Erzrivale Valentino Rossi ablösen: Marc will der King in der MotoGP sein!
Dabei dreht es nicht nur um die Rekorde selbst. Es geht in diesem speziellen Fall natürlich auch darum, wem Marquez diese abnehmen würde. "Wenn du als Sportler so weit bist, dass du zum Beispiel 20 Grand Slams im Tennis gewonnen hast, dann ist der 21. auch interessant. So ist es auch bei Marc Marquez. Natürlich will er der alleinige King sein in der MotoGP und Valentino Rossi überholen. Das ist der Anreiz", spricht Bradl den Namen des alten Erzrivalen aus.

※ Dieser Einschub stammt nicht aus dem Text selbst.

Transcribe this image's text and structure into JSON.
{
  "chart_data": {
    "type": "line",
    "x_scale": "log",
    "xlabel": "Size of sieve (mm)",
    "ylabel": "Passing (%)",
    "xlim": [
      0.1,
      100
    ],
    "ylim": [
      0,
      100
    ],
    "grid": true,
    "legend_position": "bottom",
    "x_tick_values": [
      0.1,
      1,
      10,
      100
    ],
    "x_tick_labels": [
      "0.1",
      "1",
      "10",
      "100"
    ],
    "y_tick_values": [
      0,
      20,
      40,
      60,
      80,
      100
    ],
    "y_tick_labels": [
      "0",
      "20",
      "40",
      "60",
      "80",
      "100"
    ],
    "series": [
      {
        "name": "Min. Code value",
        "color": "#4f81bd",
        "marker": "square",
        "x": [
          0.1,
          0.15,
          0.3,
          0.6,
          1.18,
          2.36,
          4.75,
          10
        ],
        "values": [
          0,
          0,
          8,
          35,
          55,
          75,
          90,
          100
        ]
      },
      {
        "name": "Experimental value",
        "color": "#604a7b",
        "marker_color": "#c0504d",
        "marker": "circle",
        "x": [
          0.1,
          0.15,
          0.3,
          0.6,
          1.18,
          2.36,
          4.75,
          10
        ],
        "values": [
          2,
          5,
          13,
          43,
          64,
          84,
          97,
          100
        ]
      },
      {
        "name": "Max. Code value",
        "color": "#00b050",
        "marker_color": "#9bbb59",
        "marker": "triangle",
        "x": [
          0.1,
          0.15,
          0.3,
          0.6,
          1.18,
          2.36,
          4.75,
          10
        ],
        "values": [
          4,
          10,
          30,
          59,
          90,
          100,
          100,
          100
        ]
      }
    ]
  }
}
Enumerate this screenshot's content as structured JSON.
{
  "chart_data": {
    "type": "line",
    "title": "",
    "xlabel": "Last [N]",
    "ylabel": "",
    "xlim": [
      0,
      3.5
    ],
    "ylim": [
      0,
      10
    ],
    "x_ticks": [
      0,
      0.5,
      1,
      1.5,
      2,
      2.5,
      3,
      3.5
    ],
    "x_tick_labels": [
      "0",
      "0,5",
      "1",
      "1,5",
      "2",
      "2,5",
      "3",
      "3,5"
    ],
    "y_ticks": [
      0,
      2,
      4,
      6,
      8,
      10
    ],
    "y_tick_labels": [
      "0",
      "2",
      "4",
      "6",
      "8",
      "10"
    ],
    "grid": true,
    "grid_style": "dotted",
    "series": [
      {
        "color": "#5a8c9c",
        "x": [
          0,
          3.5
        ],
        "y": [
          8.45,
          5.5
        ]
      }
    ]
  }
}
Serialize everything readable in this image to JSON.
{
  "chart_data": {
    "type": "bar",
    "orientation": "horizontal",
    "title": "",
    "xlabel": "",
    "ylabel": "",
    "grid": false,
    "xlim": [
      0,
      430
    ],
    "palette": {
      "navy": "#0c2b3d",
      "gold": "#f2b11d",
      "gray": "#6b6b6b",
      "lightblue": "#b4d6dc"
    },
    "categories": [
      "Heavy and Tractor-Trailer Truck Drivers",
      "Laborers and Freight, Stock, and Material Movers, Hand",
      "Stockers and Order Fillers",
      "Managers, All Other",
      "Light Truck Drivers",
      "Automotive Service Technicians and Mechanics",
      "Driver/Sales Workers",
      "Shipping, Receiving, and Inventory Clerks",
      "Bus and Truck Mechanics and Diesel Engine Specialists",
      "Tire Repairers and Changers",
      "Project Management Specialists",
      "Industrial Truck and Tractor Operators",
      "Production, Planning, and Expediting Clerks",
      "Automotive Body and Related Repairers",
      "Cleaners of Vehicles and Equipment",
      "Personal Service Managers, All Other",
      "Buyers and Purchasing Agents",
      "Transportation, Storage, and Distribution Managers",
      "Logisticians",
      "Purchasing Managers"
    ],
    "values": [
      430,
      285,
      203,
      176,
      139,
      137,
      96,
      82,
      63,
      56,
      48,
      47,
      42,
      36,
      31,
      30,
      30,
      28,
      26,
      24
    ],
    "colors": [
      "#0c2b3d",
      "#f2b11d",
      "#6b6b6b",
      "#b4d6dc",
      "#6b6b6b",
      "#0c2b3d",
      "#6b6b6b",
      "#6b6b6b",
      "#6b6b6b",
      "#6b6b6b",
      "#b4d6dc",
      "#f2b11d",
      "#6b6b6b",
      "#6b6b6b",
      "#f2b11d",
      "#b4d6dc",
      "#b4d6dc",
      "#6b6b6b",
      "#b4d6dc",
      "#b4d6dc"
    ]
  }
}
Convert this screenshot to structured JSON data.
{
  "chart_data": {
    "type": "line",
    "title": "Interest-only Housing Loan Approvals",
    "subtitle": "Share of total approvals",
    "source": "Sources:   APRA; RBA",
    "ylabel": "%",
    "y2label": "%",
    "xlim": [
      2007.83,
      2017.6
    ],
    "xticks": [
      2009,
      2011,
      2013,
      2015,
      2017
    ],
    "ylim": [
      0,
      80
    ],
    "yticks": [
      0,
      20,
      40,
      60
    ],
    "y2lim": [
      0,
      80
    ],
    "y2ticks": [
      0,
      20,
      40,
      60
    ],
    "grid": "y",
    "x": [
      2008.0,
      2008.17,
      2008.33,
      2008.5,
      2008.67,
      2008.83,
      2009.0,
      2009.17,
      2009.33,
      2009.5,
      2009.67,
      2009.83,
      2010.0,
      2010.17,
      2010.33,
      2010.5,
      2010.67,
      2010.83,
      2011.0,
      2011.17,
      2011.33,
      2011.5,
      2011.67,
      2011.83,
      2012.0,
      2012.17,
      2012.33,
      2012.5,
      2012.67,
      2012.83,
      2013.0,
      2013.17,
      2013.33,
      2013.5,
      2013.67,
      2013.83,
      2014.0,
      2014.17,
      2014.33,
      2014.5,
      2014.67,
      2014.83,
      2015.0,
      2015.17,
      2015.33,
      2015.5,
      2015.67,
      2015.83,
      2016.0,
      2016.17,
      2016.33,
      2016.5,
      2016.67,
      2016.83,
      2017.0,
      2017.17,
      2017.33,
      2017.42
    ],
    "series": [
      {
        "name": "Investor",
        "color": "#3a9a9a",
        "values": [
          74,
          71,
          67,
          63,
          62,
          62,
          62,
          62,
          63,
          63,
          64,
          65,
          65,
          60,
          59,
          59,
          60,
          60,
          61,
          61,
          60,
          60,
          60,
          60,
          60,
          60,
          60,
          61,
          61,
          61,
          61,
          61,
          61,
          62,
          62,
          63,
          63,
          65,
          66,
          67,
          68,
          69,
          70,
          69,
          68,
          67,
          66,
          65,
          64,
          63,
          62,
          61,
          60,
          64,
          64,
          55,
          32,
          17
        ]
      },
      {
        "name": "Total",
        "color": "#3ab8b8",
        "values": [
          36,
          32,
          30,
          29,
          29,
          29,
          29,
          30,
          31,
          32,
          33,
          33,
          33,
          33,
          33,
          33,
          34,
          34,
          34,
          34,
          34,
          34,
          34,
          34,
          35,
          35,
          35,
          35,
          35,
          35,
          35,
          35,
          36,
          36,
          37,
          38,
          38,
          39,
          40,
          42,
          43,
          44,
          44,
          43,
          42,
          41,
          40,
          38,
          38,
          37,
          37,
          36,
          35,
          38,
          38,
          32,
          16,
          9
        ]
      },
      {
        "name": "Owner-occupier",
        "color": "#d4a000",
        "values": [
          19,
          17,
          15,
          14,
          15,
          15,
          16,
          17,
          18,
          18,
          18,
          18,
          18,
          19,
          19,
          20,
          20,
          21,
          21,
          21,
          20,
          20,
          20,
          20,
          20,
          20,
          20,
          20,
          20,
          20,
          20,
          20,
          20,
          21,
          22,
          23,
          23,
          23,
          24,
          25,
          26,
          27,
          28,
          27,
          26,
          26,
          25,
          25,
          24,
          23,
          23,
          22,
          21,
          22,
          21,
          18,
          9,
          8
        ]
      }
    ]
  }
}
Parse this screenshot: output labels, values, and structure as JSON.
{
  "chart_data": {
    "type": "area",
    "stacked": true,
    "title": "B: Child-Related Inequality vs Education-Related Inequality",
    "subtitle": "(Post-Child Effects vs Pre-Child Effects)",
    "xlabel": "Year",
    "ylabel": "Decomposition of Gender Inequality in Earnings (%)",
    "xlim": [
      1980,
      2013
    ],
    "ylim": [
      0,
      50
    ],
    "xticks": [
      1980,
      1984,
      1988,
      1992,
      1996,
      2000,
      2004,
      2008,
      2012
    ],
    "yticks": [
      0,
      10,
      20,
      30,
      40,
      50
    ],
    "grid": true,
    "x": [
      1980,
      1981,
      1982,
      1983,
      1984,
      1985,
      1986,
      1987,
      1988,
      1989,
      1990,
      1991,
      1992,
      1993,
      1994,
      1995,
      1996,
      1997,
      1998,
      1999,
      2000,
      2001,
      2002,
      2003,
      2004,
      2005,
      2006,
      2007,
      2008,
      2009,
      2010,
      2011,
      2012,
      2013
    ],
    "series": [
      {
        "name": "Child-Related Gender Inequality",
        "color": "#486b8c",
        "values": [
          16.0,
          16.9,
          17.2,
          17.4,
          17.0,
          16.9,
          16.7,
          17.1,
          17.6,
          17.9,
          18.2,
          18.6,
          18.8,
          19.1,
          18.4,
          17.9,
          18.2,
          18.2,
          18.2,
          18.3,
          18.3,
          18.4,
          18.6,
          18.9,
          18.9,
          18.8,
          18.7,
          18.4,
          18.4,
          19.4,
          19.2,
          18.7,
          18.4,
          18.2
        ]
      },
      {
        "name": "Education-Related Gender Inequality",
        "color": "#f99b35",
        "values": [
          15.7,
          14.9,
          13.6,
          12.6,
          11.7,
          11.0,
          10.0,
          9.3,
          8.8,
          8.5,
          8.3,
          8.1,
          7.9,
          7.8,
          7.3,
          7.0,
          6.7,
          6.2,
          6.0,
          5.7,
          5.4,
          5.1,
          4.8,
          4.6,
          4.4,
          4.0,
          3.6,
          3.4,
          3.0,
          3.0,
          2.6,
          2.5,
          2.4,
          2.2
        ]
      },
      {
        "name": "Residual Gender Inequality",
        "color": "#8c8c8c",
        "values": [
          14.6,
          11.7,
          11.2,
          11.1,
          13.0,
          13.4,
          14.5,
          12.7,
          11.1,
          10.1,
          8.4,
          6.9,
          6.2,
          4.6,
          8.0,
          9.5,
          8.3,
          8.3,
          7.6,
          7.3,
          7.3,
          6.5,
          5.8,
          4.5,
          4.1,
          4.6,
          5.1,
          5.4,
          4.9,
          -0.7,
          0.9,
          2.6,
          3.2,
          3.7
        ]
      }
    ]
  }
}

Der 'Doctor' fährt schon seit Ende 2021 nicht mehr in der Königsklasse, sondern betätigt sich auf vier Rädern und als Teambesitzer von VR46. Der Italiener kann also nur zusehen, falls Marquez seine Bestmarken übertrifft. Welche bereits 2026 fallen könnten, habe wir hier für euch aufgezählt:
Rossi zu übertreffen ist für Stefan Bradl aber nur eine wichtige Motivation des Marc Marquez. Die andere hat sich im Verlauf der Saison 2025 erst so richtig entwickelt. "Meiner Meinung nach ist es für ihn extrem wertvoll, dass sein Bruder Alex Marquez so stark ist. Dass sie gemeinsam Podien einfahren und als Brüderpaar so erfolgreich sind. Das hatte auf Marc einen extrem positiven Einfluss", meint der Deutsche. Alex gelang im Vorjahr als Vizemeister der endgültige sportliche Durchbruch. Damit schrieben die Marquez-Brüder Geschichte. Diesem Buch wollen sie weitere Kapitel hinzufügen.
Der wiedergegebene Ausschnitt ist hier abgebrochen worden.